Colonel Boyce, who now completely commanded himself, had grown very pale. "You have gone too far, Captain McBean. I desired to forget that I have you in my power. You force me to use it. If you thrust yourself upon me I shall have you arrested as a traitor."
McBean flushed. "Odso, then there is some villainy of yours in the affair! Devil take you, I have a mind to finish you now, a wounded man as you are." He had his hand on his sword.
"Will you go, sir?"
"Not I. If you ha' murdered him, you"—he slapped his sword home again—"no, mordieu, I can't touch you so. And you may meddle with me if you dare."
"Oh, you have a great devotion to the boy," Colonel Boyce sneered with pallid lips. "You would have him deeper dipped in your mad treasons? I think you have done him harm enough." He struck his bell.
"Harm?" McBean cried. "Is it harm? You that begat him for the heir to your damned infamy? You that soured him with your husk of a soul and your cold cunning? You that made a dirt-heap of his life to suit your muddling need? You—"
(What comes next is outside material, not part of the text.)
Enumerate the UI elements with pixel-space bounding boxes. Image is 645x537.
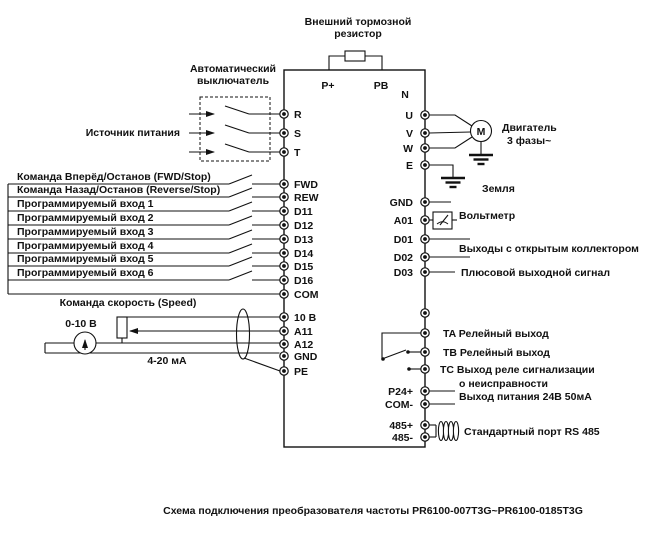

But Colonel Boyce swayed in his seat and fell sideways fainting.
A moment McBean surveyed him as if he thought this too a trick. Then, "Ventrebleu" says he, "here's Providence takes a hand," and he whistled, and it is not to be denied that he looked covetously at the cabinet which held Colonel Boyce's papers. "The poor old devil," he said with a shrug. "He grows old, in fact. I suppose there's more blood in his shirt now than his damned body," and he knelt down and began to feel about the wound.
He was at that when a woman announced the surgeon. "Mr. Rolfe? Never more welcome. Here's old Colonel Boyce with a hole in his shoulder, and young Mr. Boyce with two holes through and through. A street brawl. Pray go up, sir, the lad's in bad case."
"Faith, it's Captain McBean," says Rolfe, a brisk, big man, as they shook hands. "What have you to do with Noll Boyce?"
"A friend of the family," says McBean. "Away with you to the lad;" and he knelt again and ministered to the unconscious Colonel. "A friend of the family, old gentleman," says he with a grin.